Porque el Estado tiene la obligación de PREVENIR y PROTEGER, además de investigar y sancionar. Y, en este caso, también debió hacerse cargo de que -además de combatir al narcotráfico- tenía que alertar a los jóvenes sobre los riesgos del consumo y machacar permanentemente contra la omnipotencia. No hizo ni una cosa ni la otra.
¿Cómo convencer a los funcionarios de que hay que poner el esfuerzo en modificar el “a mí no me va a pasar” por el “cuidémosnos entre todos”, independientemente del rol sancionador que le atribuye la ley?. ¿Acaso vamos a aceptar que la codicia de unos pocos y la negligencia de otros destruya a nuestra juventud? ¿Dejaremos que la diversión nocturna incluya jugar a la ruleta rusa?
Aunque a las empresas o a sus CEOs no les guste, el Estado debe poner recursos en PREVENIR sobre todo aquello que arriesga la vida, sea el exceso del alcohol, así como la ingesta silvestre de medicamentos, o cruzar la calle mirando la pantallita del celular y en todos los casos difundir razones, riesgos y secuelas.
Prevenir, prevenir y prevenir.
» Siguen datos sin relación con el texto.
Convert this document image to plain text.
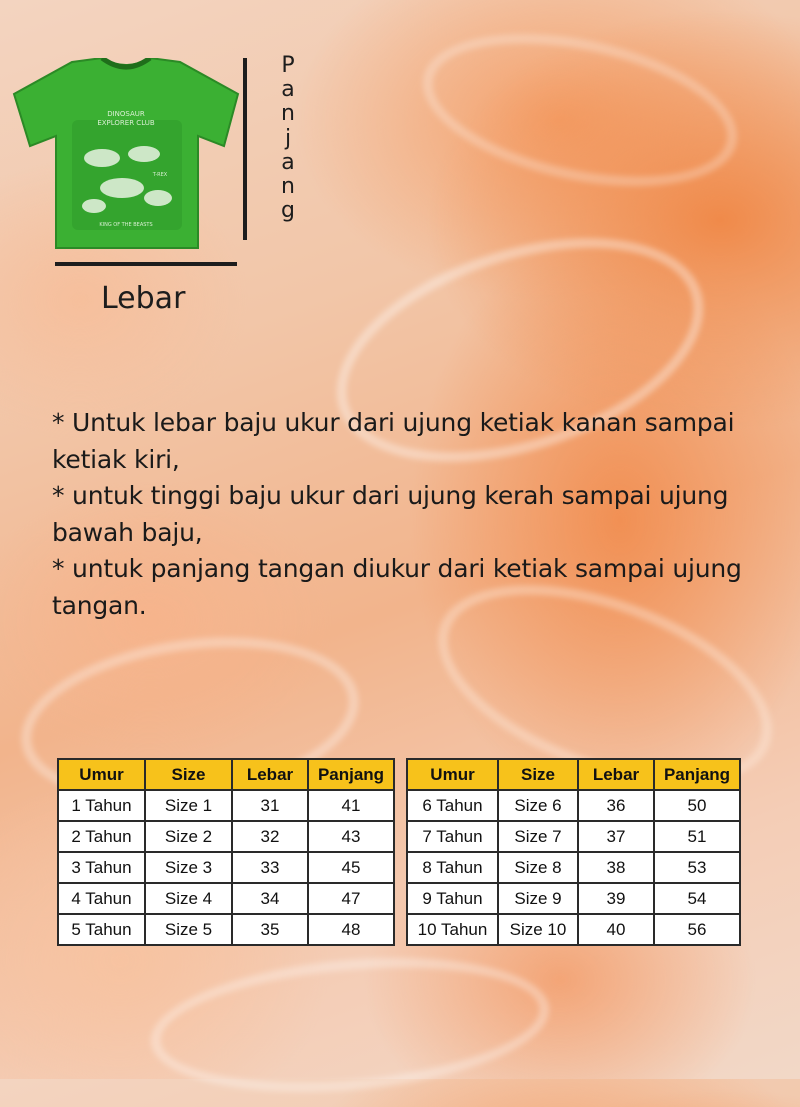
DINOSAUR
EXPLORER CLUB
T-REX
KING OF THE BEASTS
P
a
n
j
a
n
g
Lebar

* Untuk lebar baju ukur dari ujung ketiak kanan sampai ketiak kiri,

* untuk tinggi baju ukur dari ujung kerah sampai ujung bawah baju,

* untuk panjang tangan diukur dari ketiak sampai ujung tangan.

Umur	Size	Lebar	Panjang
1 Tahun	Size 1	31	41
2 Tahun	Size 2	32	43
3 Tahun	Size 3	33	45
4 Tahun	Size 4	34	47
5 Tahun	Size 5	35	48
Umur	Size	Lebar	Panjang
6 Tahun	Size 6	36	50
7 Tahun	Size 7	37	51
8 Tahun	Size 8	38	53
9 Tahun	Size 9	39	54
10 Tahun	Size 10	40	56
Un Estado con actitud de cuidado, previene y protege como regla y sólo como excepción utiliza el reprimir. Así se anticipa a los hechos para no tener que lamentar después.
Pero para llegar a la masa social, hay que hacer campañas sostenidas y fuertes.
No se está haciendo difusión en temas que requieren protección masiva y popular, apenitas un poco sobre el dengue, muy floja. No se habla más sobre los preservativos, ni hay consejos sobre el tránsito, ni sobre la alimentación y la salud, ni sobre el respeto y la convivencia.
Los comunicadores que fatigan micrófonos o pantallas contándonos la catástrofe del día o las rutas de la corrupción, también podrían hacerse cargo de difundir cuidados positivos. Sería buenísimo ese rol solidario.
Concluyendo: los argentinos hemos ganado la democracia y van ya tres generaciones nacidas y crecidas en libertad, pero nos olvidamos que la libertad exige responsabilidad. Y que el estado no se ha depurado totalmente, sino que mantiene su impronta amonestadora, que para cada problema inventa una norma y su sanción, o un protocolo imaginativo, pero no cuida a la gente, no previene sobre los riesgos. No protege.
Parecería que la ilusión omnipotente del “a mí no me va a pasar” convive hasta en los despachos oficiales sin sobresaltos, hasta que un día inesperado se descuelga la implacable realidad y embarra hasta el currículum más laureado.